A little bit goes a long way. A salient, fresh, and direct detail will do much more than a load of not-to-poignant details. For instance, say the MC above is thinking about his wife. You feel the need to describe their first night together and how much it meant to him. You start talking about how her soft hair falls across her face, her laughter, her deep brown eyes... all lovely stuff, but all stuff we've encountered before, and ultimately, a lot of fluff. Go for one hard hitting detail. How specific can you be about the character, and what detail will tell the most about him and her?
And I guess that's the other thing. Make all your scenes and dialogue work as much as possible. Often you can combine scenes or slip details into existing scenes without creating a whole new scene to lay something out (in the case of a conversation specifically designed to tell character back story). Pack the stuff in, make every word and detail count toward something.
All of this could and should probably be done after you've finished the first draft of the story. One hopes at some point much of this becomes instinctual. As for references, I believe OSC's book "Writing Science Fiction and Fantasy" has some advice (can't remember for sure).
The other thing I've started to do is take notes while reading other people's books. For instance I'll write down precisely what info the author has given us, especially for the first few critical chapters. Then I'll think about why the author has told us that at that moment. This exercise works particularly well for an author who has a lot of info to convey, like GRR Martin's Ice and Fire series.
Additional thoughts: In a short story, I think focus is key. Say only enough to tell your story. Period.
[This message has been edited by annepin (edited March 15, 2008).]
Whatever details you choose to include -- make them interesting details. Look for unique views on the mundane subjects you feel compelled to include.
I really, really don't care what color someone's hair is unless I'm reading a Darkover novel where it IS usually necessary to know if they have red hair, or how red their red hair is.
If X's eyes are purple because she's a chlem addict, okay, tell me. But if they're blue because he's Norwegian, I don't really want to know.
What's the deal now? It used to be the heroine or hero was always the character with the blue eyes. Now suddenly they've all gotten green eyes? Blue too trite?

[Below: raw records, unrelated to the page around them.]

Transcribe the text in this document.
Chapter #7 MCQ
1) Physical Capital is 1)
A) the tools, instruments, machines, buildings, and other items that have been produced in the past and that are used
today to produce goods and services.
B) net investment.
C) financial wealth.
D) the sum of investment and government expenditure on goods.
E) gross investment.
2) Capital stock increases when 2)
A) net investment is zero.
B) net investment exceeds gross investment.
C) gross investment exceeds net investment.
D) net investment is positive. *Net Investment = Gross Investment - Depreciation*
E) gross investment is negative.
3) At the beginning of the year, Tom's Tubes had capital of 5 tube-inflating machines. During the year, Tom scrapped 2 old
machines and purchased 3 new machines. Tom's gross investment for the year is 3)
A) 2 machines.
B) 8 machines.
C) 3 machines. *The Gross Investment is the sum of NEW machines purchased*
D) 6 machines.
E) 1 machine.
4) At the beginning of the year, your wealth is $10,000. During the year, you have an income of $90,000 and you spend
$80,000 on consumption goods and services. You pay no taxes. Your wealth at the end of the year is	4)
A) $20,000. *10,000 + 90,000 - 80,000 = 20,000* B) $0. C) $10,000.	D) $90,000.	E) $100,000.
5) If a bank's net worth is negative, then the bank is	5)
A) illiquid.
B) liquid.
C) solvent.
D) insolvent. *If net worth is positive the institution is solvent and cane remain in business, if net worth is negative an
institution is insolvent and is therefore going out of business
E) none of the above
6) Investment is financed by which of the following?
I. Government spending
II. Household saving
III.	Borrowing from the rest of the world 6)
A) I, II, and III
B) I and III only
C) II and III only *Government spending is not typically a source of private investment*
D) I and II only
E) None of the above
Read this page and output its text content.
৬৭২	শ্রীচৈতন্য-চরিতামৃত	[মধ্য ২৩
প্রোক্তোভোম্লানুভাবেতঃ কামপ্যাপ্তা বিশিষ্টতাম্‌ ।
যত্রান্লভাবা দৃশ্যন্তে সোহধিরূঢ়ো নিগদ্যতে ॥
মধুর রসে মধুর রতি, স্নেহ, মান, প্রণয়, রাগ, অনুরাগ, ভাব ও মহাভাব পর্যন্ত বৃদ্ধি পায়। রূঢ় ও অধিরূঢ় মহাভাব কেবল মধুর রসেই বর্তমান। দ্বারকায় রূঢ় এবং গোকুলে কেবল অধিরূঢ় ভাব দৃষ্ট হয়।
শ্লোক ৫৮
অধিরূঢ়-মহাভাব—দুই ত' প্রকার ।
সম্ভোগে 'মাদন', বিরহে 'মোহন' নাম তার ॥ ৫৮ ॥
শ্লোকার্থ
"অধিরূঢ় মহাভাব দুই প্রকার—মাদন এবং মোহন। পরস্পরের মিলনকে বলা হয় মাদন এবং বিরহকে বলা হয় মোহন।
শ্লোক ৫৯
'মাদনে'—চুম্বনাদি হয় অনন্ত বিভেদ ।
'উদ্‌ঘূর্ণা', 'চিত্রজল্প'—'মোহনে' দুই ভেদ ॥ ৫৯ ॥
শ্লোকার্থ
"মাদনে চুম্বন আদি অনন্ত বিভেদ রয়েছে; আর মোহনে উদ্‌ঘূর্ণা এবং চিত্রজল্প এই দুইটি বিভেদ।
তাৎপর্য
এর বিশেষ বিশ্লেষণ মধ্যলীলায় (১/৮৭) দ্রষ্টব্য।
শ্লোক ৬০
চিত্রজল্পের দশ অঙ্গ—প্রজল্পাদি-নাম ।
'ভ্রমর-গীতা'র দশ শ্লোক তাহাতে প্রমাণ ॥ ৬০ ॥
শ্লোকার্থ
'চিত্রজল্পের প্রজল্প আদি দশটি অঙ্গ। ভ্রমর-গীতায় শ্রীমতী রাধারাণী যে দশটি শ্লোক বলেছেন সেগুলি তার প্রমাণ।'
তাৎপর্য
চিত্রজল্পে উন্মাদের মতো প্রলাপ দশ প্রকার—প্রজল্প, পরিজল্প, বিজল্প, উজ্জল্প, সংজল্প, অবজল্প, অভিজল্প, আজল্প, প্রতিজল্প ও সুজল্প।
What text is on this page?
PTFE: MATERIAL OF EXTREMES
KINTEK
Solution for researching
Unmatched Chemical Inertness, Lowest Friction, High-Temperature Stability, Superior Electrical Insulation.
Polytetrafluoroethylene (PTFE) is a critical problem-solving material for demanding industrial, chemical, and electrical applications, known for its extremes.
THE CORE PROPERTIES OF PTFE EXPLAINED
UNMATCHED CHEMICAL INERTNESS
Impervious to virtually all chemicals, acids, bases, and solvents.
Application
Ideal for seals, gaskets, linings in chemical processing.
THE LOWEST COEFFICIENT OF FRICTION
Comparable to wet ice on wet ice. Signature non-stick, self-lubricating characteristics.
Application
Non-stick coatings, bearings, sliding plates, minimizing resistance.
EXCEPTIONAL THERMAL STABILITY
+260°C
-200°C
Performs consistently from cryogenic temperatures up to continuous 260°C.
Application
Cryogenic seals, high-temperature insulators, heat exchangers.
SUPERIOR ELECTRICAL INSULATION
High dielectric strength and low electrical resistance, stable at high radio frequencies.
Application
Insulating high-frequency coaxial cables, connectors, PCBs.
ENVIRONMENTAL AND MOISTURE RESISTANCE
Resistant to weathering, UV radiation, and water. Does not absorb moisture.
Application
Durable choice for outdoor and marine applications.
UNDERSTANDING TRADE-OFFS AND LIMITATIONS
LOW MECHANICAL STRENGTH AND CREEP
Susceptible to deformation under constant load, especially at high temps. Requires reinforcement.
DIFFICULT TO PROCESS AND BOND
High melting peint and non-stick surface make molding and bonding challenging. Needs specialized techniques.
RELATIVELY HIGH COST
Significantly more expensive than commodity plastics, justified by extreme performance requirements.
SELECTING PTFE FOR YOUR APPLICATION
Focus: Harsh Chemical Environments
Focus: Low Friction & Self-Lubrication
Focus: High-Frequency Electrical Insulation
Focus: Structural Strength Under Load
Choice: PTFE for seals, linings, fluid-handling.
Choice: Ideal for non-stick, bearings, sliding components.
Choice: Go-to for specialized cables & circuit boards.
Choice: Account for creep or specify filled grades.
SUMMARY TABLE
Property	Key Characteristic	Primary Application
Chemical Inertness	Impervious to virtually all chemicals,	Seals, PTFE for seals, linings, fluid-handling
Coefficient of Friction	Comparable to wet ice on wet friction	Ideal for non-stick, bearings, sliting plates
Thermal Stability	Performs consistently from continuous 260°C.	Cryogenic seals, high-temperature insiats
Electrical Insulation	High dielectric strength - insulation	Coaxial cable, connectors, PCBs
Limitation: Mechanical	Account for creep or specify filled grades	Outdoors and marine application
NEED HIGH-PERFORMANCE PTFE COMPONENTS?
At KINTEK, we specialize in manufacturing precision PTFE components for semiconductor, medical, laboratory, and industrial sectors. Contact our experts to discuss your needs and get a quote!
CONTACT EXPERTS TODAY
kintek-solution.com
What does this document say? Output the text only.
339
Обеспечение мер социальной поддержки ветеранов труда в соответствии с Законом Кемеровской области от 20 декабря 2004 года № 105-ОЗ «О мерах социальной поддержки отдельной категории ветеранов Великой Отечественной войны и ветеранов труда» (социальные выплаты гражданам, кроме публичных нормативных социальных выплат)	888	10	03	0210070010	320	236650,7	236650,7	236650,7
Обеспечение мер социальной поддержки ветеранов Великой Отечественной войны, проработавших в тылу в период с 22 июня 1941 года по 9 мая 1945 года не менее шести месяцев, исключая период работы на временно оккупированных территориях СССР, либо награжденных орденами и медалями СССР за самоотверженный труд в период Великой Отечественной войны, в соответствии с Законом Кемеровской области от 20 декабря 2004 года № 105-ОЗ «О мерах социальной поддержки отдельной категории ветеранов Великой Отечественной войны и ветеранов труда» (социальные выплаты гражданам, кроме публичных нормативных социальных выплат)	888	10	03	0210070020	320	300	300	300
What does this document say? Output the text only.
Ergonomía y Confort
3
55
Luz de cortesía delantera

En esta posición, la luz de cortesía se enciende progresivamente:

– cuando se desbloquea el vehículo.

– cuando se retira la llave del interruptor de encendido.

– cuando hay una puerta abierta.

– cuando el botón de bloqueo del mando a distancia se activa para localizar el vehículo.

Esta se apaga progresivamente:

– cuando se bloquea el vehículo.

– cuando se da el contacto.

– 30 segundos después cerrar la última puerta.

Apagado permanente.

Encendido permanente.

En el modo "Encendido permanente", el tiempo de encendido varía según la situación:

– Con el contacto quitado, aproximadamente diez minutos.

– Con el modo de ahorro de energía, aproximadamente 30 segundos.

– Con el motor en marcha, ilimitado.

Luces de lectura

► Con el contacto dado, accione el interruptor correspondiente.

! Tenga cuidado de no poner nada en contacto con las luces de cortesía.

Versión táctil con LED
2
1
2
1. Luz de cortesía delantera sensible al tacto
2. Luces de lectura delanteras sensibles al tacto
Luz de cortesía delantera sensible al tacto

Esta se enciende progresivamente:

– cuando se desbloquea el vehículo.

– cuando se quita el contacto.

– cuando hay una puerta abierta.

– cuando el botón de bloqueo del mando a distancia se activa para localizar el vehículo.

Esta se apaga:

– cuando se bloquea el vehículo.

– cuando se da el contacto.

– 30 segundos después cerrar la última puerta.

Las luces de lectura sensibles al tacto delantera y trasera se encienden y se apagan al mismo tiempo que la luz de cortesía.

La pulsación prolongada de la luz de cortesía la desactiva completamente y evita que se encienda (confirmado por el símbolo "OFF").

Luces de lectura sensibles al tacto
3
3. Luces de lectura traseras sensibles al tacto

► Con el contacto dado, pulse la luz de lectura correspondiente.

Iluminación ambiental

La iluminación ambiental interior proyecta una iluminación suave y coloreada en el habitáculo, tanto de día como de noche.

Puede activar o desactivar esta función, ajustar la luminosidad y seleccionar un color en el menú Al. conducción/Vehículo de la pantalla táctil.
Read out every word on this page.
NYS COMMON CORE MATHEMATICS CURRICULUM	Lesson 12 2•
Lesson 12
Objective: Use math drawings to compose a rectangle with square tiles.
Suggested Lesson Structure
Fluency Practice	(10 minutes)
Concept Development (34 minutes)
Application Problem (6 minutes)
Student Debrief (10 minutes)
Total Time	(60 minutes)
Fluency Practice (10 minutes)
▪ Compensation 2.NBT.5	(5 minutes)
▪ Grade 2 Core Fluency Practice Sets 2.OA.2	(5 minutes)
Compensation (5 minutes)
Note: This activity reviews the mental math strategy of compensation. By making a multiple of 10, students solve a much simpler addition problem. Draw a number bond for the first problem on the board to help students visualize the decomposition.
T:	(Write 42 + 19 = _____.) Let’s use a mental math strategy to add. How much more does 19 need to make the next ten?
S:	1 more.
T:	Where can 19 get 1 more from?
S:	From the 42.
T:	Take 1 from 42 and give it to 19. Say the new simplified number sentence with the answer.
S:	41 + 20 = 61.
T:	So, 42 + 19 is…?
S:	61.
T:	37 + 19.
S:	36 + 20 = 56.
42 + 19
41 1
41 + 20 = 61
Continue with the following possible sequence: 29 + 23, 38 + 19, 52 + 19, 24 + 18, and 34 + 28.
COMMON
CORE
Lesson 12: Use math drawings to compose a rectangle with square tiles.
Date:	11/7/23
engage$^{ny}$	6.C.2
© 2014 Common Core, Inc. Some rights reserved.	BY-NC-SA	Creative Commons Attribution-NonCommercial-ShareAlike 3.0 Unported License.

Back on the subject of flow --
I was thinking...it seems to me that what I do is ask myself about each story event/scene, "How does this advance the plot (story) or deepen the characterization of someone?" If it doesn't do either one (or, hopefully, both) then it needs to be cut. This goes double for backstory. As for worldbuilding details, those need to be laid in carefully using short paragraphs. No lectures. And it's even better if, instead of telling the reader about how your space drive works or who were the invaders of twenty years ago, you find a way to work it into a conversation or part of the action going on.
[This message has been edited by arriki (edited March 15, 2008).]